His hair seemed longer than it had at the bar, more civilian, and he was sporting new sideburns. The windshield wipers shuddered as they cleared a small circle in the ice. “Daydream Believer” played on the radio, and he turned and gave me that half-grin. “Where to?” he asked.
I directed him right, then left. “I thought you might cancel because of the storm.” The moon was a soft glow on the streets’ glistening surfaces. “I’m glad you didn’t.”
“I wanted to see you.” He glanced at me. “Weather wouldn’t stop me.”
I wanted to say something back, tell him how happy I was, but the pill the doctor had given me at the hospital had worn off and pain was beginning to drill through my hand.
Orlando’s smelled like garlic and was empty, save one other couple brave enough to come out in the weather. “Good evening, Kathy,” the hostess, Marie, a friend of my mother’s, greeted us. Her eyes widened when she saw the cast, but she knew enough not to ask questions. “Miserable night out isn’t it?” She seated us and handed us menus.
“Marie, meet Brian.” She gave him a quick up and down.
When we were alone she would want the details, but she was working now and polite. I knew she would tell my mother everything as soon as she had the chance.
“Nice to meet you,” Brian said.
I took my time with the menu. At home I let the boys have first run at the leftovers my mother brought us home from
the automat.
“What happened to your hand?” Brian asked.
“I had a fight with my—” but I felt the hot sting of tears and quit talking.
“It’s all right.” He looked at me over his menu. “I have sisters.”
I wasn’t sure what he meant, but it made me laugh. “So do I.” I wiped my eyes on the napkin. “And four brothers too.”
“Well, you beat me there. I have one brother.”
“I got in a fight with one of them,” I said quickly. “He stole my camera. He’ll steal anything he can sell.”
Brian watched me. He was quiet for a while. Finally, he passed me the bread. “I think I’ll have the steak,” he said, saving me from talking about Corky. “You?” He aligned his knife and fork with the plate.
“I’ll have the same.” I smiled
“How about a bottle of Pinot Noir?”
I wasn’t sure what kind of wine Pinot Noir was, but it sounded perfect.
When Marie brought our meals, I realized I couldn’t cut my meat. Brian reached over and took the knife from my hand. His forehead creased while he cut, and I could smell the wine, those Lucky Strikes that reminded me of Gracie, and the leather from his suede jacket.
“When are you going on the police force?” I took a sip of the wine and rolled it around in my mouth.
He glanced at me. “I’m not sure. With Mayor Lindsay’s layoffs, it might not be for a while.”

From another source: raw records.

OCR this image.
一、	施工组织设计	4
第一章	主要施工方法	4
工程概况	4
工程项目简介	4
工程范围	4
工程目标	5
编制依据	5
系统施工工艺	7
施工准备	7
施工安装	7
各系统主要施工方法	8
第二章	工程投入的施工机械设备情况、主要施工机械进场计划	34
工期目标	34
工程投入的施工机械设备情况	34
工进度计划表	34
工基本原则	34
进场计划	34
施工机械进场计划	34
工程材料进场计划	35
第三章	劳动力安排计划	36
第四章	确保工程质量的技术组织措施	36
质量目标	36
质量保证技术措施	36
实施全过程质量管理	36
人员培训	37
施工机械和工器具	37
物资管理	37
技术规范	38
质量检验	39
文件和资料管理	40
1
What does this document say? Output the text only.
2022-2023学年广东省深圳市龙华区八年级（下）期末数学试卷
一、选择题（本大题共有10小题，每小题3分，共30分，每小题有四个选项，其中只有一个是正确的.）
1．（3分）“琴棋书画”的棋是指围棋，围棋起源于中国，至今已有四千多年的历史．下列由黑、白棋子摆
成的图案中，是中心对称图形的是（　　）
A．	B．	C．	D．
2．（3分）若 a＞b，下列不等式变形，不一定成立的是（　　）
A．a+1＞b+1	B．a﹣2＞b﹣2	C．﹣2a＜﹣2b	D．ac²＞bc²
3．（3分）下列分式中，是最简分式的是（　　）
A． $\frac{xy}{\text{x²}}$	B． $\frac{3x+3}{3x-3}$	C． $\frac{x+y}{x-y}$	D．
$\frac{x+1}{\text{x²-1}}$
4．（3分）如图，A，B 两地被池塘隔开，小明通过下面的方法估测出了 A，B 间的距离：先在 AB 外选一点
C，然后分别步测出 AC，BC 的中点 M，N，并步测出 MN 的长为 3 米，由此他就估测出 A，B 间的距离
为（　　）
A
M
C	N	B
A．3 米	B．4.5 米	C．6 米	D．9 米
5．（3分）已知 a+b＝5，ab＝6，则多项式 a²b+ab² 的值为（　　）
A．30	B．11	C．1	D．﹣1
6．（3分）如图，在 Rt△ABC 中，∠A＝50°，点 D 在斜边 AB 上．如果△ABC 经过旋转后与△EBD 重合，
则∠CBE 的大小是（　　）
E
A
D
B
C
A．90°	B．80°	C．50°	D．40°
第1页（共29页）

“How do you know you’ll be called?”
He cut the meat into precise, bite-size pieces. “They already interviewed me. I worked with munitions in the Air Force.”
“Munitions?”
“Military weapons. Bombs.”
I studied the strong flex of his jaw. “Isn’t that scary?”
“No. It isn’t the kind of job you can do if you’re scared.” He cut the last bite of steak. “It takes a steady hand.”
“You must have nerves of steel.” And the longest lashes I have ever seen on a guy.